Finanziamenti all’industria della carne: 1.200 volte in più rispetto a carne vegetale e coltivata
Nei Paesi ad alto reddito, il consumo pro capite di carne è molto vicino e talvolta superiore ai 100 chilogrammi all’anno. Al di là delle questioni etiche e delle varie scelte per la propria alimentazione, una cosa è certa: ridurre il consumo di carne è tra i comportamenti individuali più preziosi per combattere i cambiamenti climatici. Questo perché, analizzando i consumi di acqua e di energia necessari per gli allevamenti, la necessità di aree coltivabili, l’inquinamento legato all’industria delle carne e via dicendo, non ci sono dubbi nell’affermare che tale comportamento alimentare non è sostenibile. Ecco che allora diventa molto importante proporre delle effettive alternative ai consumatori, nonché informare il pubblico sull’inquinamento legato al consumo eccessivo di carne. Come prevedibile, uno studio ha però dimostrato due cose: prima di tutto che i finanziamenti all’industria della carne sono di gran lunga superiori rispetto a quelli indirizzati verso l’industria della carne coltivata e vegetale; in secondo luogo, che vi è troppa poca informazione sull’impatto ambientale della produzione di carne, soprattutto a livello delle linee guida alimentari ufficiali.
Lo studio: i finanziamenti all’industria della carne
Lo studio che compara i finanziamenti all’industria della carne con quelli rivolti alla carne vegetale e coltivata è stato pubblicato sulla rivista One Earth, andando ad analizzare le principali politiche agricole messe in campo negli Stati Uniti e in Unione Europea tra il 2014 e il 2020. A firmare lo studio sono stati Eric Lambin e Simona Vallone, entrambi della Stanford University. Si scopre così che a bloccare il processo di riduzione del consumo di carne è in primo luogo proprio lo “strapotere” economico dell’industria della carne, la quale può godere di finanziamenti di gran lunga superiori.
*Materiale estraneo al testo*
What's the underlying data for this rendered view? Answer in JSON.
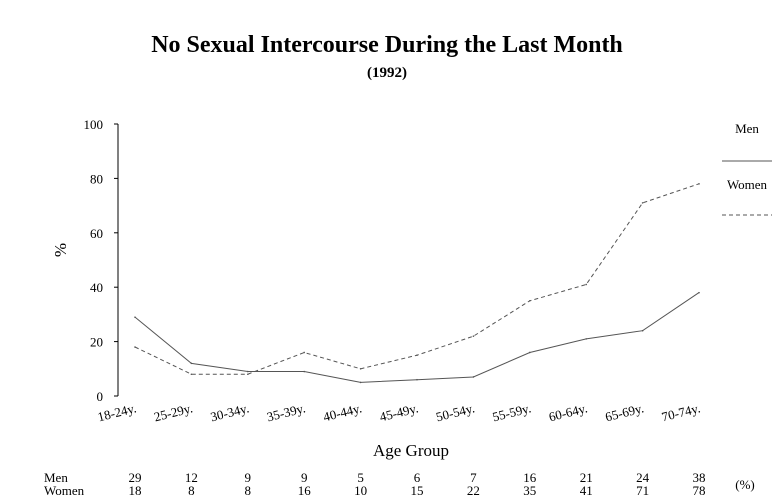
{
  "chart_data": {
    "type": "line",
    "title": "No Sexual Intercourse During the Last Month",
    "subtitle": "(1992)",
    "xlabel": "Age Group",
    "ylabel": "%",
    "ylim": [
      0,
      100
    ],
    "yticks": [
      0,
      20,
      40,
      60,
      80,
      100
    ],
    "categories": [
      "18-24y.",
      "25-29y.",
      "30-34y.",
      "35-39y.",
      "40-44y.",
      "45-49y.",
      "50-54y.",
      "55-59y.",
      "60-64y.",
      "65-69y.",
      "70-74y."
    ],
    "series": [
      {
        "name": "Men",
        "style": "solid",
        "color": "#555555",
        "values": [
          29,
          12,
          9,
          9,
          5,
          6,
          7,
          16,
          21,
          24,
          38
        ]
      },
      {
        "name": "Women",
        "style": "dashed",
        "color": "#555555",
        "values": [
          18,
          8,
          8,
          16,
          10,
          15,
          22,
          35,
          41,
          71,
          78
        ]
      }
    ],
    "legend_position": "right",
    "grid": false,
    "table_unit": "(%)"
  }
}
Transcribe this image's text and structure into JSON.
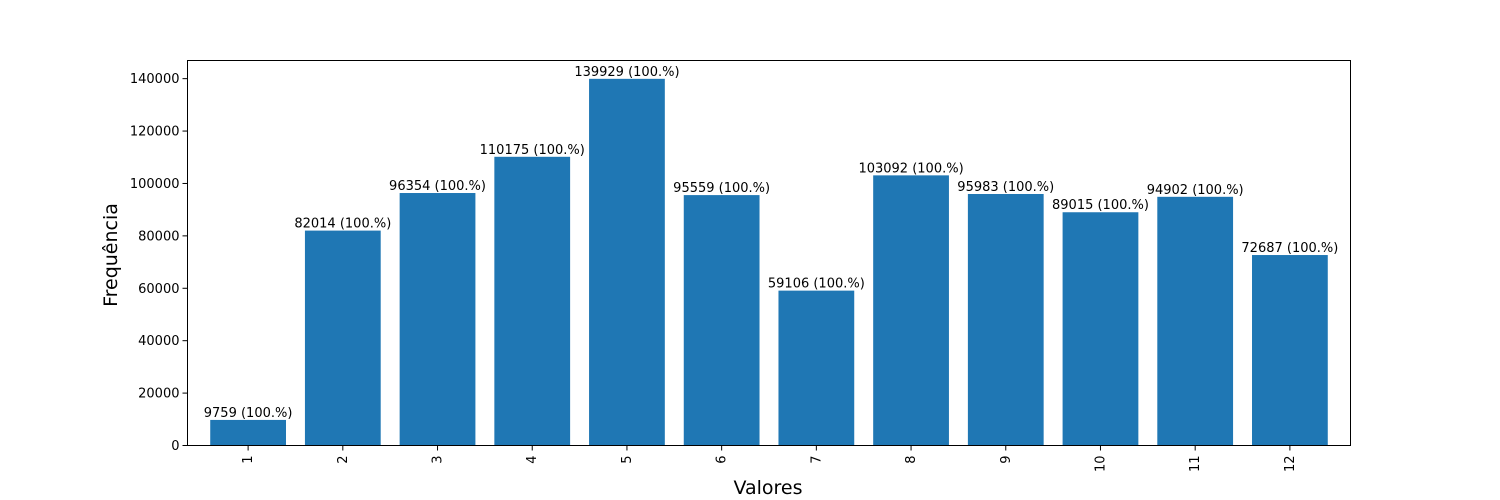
{
  "chart_data": {
    "type": "bar",
    "categories": [
      "1",
      "2",
      "3",
      "4",
      "5",
      "6",
      "7",
      "8",
      "9",
      "10",
      "11",
      "12"
    ],
    "values": [
      9759,
      82014,
      96354,
      110175,
      139929,
      95559,
      59106,
      103092,
      95983,
      89015,
      94902,
      72687
    ],
    "data_labels": [
      "9759 (100.%)",
      "82014 (100.%)",
      "96354 (100.%)",
      "110175 (100.%)",
      "139929 (100.%)",
      "95559 (100.%)",
      "59106 (100.%)",
      "103092 (100.%)",
      "95983 (100.%)",
      "89015 (100.%)",
      "94902 (100.%)",
      "72687 (100.%)"
    ],
    "xlabel": "Valores",
    "ylabel": "Frequência",
    "ylim": [
      0,
      146925
    ],
    "yticks": [
      0,
      20000,
      40000,
      60000,
      80000,
      100000,
      120000,
      140000
    ],
    "x_tick_rotation": "vertical",
    "grid": false,
    "bar_color": "#1f77b4"
  }
}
Analizzando regolamenti e sussidi gli studiosi sono arrivati a dimostrare che i finanziamenti all’industria della carne nell’Unione Europea sono 1.200 volte superiori rispetto a quelli destinati alle realtà dedicate alla produzione di carne coltivata e vegetale. E certo, non è strano che un’industria grande come quella della carne attiri finanziamenti maggiori rispetto a quella ancora “neonata” della carne vegetale; guardando però al medesimo fenomeno dalla prospettiva dei cambiamenti climatici, e sapendo che il 15% delle emissioni di gas a effetto serra arriva proprio dagli allevamenti, il discorso cambia parecchio. E se in UE i finanziamenti all’industria della carne sono 1.200 volte superiori, negli Stati Uniti si parla di circa 800 volte in più.
Il problema delle linee guida per il consumo alimentare
Non si parla peraltro solamente di soldi. A bloccare e rallentare la crescita delle alternative vegetali e coltivate non sono solamente i finanziamenti all’industria della carne: anche il lessico usato e le linee guida fanno la loro parte. Lo studio ha per esempio segnalato i regolamenti che fin dal 2017 fanno divieto nell’Unione Europea di usare termini come “latte” o “formaggio” per le alternative ai latticini; negli Stati Uniti si è persino arrivati a una proposta per vietare la vendita di alternative alla carne a meno che le confezioni non riportino la parola “imitation”.
Sono inoltre finite sotto l’attenzione degli studiosi le linee guida nazionali alimentari, le quali influenzano le diete di milioni di persone che ogni giorno mangiano negli enti pubblici, e quindi in scuole, ospedali, carceri e via dicendo: in nessuno dei documenti statunitensi consultati sono stati trovati riferimenti all maggior inquinamento connesso al consumo di carne, mentre in Unione Europea sono stati trovati dei riferimenti solamente nelle linee guida di 4 Paesi (su 27).
Come ha spiegato Eric Lambin sulle pagine del Guardian, «il nuovo settore deve avere la possibilità di espandersi e di guadagnare efficienza. Successivamente, i consumatori potranno scegliere autonomamente, e gli scienziati giudicheranno se è davvero meglio per l’ambiente e per la salute. Ma se questo nuovo settore non può nemmeno svilupparsi fino a un livello che ci permetterà di fare queste valutazioni, sarà un’opportunità persa per passare a un sistema alimentare sostenibile».